По Сартру, видеть в людях их человеческие стороны – значит признавать за ними свободу принимать жизненно важные решения, тогда как видеть человека как вещь, как «тело» – значит видеть его несвободным. Когда кто-то отрицает собственную способность быть свободным (Сартр именует это «недобросовестностью»), мы считаем, что его поведением управляют ярлыки, навешиваемые на него извне. В классическом сартровском примере официант ведет себя как марионетка27. В своих действиях официант руководствуется не присущей ему человечностью, а рамками роли, которую играет, как будто эта роль заменяет ему душу. Хозяин тела или исполнитель роли как таковой не воспринимается нами как человек в полном смысле этого слова до тех пор, пока мы рассматриваем его исключительно в контексте самого его тела или роли, которую он исполняет; иными словами, пока мы не видим в нем свободного агента, способного влиять на ход своей жизни. Выше я уже обозначил позицию Сартра касательно того, что люди не имеют своей природы, однако теперь следует поместить ее в некоторые ограничивающие рамки. Люди не имеют природы в том смысле, что им не присущ набор «характерных» качеств или потенций, которые бы четко определяли их уникальный и неповторимый жизненный путь. Каждый человек обладает принципиальной возможностью в любой момент начать жизнь с чистого листа вне зависимости от вектора, определявшего его жизнь в прошлом. В определенном смысле эта свобода выбора жизненного пути является той единственной составляющей природы человека, которая отличает его от животных и вещей. Пусть людям не присуще ничто характерное, однако в таком смысле они все же обладают своей природой.
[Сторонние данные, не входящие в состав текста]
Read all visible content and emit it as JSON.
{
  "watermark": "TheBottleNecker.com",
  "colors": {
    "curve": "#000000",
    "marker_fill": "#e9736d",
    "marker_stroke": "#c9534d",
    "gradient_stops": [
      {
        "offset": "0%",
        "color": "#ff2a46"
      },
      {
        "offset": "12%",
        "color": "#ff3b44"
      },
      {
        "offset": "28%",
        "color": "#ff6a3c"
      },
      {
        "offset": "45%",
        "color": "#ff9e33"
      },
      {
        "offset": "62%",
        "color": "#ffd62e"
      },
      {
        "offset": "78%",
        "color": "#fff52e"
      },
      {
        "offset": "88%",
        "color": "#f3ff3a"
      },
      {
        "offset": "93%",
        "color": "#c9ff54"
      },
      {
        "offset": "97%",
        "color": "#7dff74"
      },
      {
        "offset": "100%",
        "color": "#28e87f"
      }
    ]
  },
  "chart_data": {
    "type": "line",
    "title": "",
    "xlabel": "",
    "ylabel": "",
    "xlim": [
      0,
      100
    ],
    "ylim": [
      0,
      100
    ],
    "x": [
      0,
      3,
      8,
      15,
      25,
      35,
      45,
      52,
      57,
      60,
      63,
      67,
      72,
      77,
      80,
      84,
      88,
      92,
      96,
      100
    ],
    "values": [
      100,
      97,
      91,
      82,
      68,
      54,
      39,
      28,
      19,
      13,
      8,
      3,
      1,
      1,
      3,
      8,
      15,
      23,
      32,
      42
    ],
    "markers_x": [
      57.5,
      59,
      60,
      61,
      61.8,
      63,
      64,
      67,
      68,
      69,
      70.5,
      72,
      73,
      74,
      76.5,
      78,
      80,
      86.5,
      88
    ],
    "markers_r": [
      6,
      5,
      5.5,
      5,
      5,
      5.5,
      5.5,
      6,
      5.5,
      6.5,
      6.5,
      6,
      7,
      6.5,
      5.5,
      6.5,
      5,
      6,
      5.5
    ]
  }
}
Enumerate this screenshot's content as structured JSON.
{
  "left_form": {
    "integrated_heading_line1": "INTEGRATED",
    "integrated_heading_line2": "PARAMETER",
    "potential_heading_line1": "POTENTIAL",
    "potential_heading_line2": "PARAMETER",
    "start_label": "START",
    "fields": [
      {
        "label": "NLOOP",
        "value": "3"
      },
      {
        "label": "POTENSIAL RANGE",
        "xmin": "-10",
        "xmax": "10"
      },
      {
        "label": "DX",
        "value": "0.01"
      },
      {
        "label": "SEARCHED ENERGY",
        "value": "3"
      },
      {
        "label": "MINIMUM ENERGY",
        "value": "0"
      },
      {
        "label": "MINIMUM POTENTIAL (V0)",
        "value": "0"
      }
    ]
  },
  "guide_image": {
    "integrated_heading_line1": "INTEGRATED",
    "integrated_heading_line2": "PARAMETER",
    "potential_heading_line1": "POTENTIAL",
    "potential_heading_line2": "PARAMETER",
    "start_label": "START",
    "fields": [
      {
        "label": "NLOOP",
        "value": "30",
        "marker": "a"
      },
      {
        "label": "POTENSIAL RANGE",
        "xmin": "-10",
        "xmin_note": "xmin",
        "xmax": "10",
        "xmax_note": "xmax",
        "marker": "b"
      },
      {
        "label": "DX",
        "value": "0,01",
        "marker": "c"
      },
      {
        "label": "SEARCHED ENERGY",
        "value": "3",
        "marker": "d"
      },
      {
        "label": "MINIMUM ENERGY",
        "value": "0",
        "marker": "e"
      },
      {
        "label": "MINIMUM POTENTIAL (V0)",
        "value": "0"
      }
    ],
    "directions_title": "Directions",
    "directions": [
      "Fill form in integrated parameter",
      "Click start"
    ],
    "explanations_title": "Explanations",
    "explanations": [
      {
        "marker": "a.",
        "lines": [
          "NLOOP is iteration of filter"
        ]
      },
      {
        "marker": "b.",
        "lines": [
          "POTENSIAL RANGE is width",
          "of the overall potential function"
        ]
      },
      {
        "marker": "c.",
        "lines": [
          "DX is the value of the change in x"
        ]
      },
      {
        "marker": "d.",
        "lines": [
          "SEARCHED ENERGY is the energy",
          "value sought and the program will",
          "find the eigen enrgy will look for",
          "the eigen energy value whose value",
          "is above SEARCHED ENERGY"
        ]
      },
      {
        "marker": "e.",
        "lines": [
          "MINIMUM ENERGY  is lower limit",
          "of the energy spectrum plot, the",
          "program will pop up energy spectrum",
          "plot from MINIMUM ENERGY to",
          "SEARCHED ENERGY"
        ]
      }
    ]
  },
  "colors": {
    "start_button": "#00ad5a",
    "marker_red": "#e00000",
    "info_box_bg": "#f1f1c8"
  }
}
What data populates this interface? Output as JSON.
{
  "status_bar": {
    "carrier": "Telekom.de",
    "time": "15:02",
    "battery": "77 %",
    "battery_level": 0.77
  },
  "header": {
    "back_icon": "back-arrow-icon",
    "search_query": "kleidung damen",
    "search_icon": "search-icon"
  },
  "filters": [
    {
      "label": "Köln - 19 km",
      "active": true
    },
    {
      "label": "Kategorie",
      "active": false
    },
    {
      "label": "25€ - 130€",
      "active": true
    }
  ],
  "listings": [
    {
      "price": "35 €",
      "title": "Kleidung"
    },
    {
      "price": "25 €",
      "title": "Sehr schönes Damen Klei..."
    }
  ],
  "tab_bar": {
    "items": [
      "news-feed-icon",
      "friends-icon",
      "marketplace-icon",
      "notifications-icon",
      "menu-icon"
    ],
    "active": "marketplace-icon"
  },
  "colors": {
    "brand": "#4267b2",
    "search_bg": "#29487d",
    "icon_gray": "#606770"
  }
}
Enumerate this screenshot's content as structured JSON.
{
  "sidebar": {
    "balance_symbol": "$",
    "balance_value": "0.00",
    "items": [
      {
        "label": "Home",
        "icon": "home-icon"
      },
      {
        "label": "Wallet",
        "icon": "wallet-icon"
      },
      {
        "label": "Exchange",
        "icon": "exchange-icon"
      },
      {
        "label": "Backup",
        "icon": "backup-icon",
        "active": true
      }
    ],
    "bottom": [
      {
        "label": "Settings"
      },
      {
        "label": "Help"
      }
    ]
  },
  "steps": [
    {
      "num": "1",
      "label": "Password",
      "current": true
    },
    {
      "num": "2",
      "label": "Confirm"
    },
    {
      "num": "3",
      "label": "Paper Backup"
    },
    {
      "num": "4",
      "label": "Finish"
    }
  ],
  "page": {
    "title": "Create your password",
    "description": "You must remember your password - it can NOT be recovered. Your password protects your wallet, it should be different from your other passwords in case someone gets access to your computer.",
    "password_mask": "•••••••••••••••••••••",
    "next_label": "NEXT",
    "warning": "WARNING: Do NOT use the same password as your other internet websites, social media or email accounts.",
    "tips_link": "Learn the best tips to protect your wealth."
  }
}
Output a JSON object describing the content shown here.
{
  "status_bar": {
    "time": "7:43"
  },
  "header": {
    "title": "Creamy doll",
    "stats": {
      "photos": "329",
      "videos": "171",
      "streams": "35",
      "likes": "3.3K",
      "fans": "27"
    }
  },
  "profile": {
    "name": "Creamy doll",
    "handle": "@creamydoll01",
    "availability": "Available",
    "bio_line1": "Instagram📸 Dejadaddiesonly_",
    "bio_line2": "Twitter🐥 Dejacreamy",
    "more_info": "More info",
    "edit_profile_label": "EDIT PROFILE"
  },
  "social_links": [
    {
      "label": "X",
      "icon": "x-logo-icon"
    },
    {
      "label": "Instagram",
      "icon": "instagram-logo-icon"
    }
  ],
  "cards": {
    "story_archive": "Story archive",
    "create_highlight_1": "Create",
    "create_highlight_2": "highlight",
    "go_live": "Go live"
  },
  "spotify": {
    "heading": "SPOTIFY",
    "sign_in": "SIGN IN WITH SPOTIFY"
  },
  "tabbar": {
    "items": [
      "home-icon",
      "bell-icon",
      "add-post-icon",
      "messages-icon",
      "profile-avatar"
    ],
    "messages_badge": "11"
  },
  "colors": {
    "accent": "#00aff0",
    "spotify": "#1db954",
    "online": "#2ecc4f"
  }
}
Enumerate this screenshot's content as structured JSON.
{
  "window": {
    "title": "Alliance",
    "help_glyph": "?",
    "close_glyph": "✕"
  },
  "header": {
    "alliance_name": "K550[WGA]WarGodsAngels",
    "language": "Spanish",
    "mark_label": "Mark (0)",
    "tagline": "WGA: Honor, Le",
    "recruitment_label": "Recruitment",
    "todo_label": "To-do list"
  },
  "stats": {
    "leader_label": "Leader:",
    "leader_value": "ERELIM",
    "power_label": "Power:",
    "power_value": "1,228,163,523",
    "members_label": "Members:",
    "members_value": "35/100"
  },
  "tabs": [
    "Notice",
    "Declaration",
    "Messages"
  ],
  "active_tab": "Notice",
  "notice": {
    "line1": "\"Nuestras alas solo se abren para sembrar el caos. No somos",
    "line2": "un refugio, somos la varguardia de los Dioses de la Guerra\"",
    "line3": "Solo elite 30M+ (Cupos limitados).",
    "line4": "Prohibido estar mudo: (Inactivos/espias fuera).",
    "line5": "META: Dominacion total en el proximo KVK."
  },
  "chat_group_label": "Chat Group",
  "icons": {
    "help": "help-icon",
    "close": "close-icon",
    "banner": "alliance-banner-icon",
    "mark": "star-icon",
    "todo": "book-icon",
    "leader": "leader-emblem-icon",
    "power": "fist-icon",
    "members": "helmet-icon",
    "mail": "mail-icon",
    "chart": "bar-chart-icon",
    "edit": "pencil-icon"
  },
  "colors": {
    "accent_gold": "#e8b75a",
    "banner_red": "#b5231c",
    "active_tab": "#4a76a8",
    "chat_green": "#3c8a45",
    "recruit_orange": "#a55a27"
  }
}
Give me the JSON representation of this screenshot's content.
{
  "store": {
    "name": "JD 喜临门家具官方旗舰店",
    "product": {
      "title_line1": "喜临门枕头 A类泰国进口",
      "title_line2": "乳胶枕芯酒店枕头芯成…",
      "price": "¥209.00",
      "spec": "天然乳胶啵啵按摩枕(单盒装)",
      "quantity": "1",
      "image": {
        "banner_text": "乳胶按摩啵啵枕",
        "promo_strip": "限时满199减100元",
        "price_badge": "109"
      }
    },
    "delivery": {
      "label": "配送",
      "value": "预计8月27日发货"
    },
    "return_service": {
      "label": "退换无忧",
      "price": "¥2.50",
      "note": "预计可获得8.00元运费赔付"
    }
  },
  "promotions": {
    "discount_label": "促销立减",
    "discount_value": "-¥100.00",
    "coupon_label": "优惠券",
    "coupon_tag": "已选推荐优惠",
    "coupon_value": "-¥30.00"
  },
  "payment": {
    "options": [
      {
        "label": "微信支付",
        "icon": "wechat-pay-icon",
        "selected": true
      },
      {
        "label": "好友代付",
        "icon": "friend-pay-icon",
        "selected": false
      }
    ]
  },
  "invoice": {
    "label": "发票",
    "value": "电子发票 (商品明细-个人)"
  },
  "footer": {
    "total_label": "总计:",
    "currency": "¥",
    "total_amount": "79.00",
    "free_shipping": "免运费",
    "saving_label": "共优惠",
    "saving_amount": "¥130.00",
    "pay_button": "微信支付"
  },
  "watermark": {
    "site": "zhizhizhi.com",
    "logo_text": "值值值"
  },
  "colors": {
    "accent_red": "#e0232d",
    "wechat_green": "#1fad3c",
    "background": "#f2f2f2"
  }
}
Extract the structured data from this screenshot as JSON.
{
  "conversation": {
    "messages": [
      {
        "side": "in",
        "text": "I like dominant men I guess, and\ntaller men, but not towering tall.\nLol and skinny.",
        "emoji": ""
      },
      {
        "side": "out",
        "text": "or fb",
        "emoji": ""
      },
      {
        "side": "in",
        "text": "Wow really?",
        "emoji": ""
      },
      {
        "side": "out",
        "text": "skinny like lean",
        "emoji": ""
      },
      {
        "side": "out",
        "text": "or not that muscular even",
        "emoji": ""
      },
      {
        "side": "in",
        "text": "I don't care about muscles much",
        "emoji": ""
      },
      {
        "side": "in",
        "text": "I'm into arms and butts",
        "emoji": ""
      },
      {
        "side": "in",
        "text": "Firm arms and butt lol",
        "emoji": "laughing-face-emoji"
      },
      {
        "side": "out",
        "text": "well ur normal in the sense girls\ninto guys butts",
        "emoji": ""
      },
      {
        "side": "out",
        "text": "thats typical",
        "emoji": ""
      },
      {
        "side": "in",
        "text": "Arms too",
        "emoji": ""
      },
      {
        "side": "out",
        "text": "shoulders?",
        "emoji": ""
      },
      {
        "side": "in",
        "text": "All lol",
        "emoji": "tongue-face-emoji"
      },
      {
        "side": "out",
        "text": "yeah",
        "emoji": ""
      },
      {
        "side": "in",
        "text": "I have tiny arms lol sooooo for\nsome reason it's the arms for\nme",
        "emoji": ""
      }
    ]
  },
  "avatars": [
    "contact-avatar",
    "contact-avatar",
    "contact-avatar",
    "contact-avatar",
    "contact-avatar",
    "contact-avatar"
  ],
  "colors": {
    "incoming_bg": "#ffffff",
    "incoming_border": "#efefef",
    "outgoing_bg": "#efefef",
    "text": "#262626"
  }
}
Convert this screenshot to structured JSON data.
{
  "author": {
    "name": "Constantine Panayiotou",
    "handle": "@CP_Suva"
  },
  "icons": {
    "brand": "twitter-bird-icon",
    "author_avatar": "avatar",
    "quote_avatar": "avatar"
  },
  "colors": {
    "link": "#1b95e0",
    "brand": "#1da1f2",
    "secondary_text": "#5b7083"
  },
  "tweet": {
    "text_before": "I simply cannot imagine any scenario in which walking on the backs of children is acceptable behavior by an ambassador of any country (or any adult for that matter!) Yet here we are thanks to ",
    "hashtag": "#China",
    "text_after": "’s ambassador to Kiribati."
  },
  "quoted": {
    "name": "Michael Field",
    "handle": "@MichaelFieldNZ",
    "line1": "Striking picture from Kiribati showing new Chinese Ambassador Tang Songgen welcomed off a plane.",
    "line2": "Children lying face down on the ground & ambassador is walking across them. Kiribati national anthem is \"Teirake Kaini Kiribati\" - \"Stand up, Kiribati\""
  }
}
Дискуссии о двойственности понятия «природы» человека ведутся уже давно. Тот же Маркс отрицает факт существования человеческой природы, однако утверждает, что человек всегда способен к восстанию против окружающей его действительности. Иначе говоря, по мнению Маркса, в человеке невозможно убить бунтарскую природу, ее можно лишь на время парализовать. Утверждение о том, что люди – свободные существа, столь же онтологично, как и декартовское определение материи через свойство протяженности и души через способность мыслить. Игнорировать чью-то способность к свободе – значит не считать адресата подобного обращения за человека. Садист обращается со своей жертвой как с простым телом, не рассматривая ее как свободного агента. Иными словами, он не рассматривает ее как человека. Соответственно, мазохист – это тот, кто демонстрирует мучителю свою полную несвободу. Все вместе это называется игрой в унижение.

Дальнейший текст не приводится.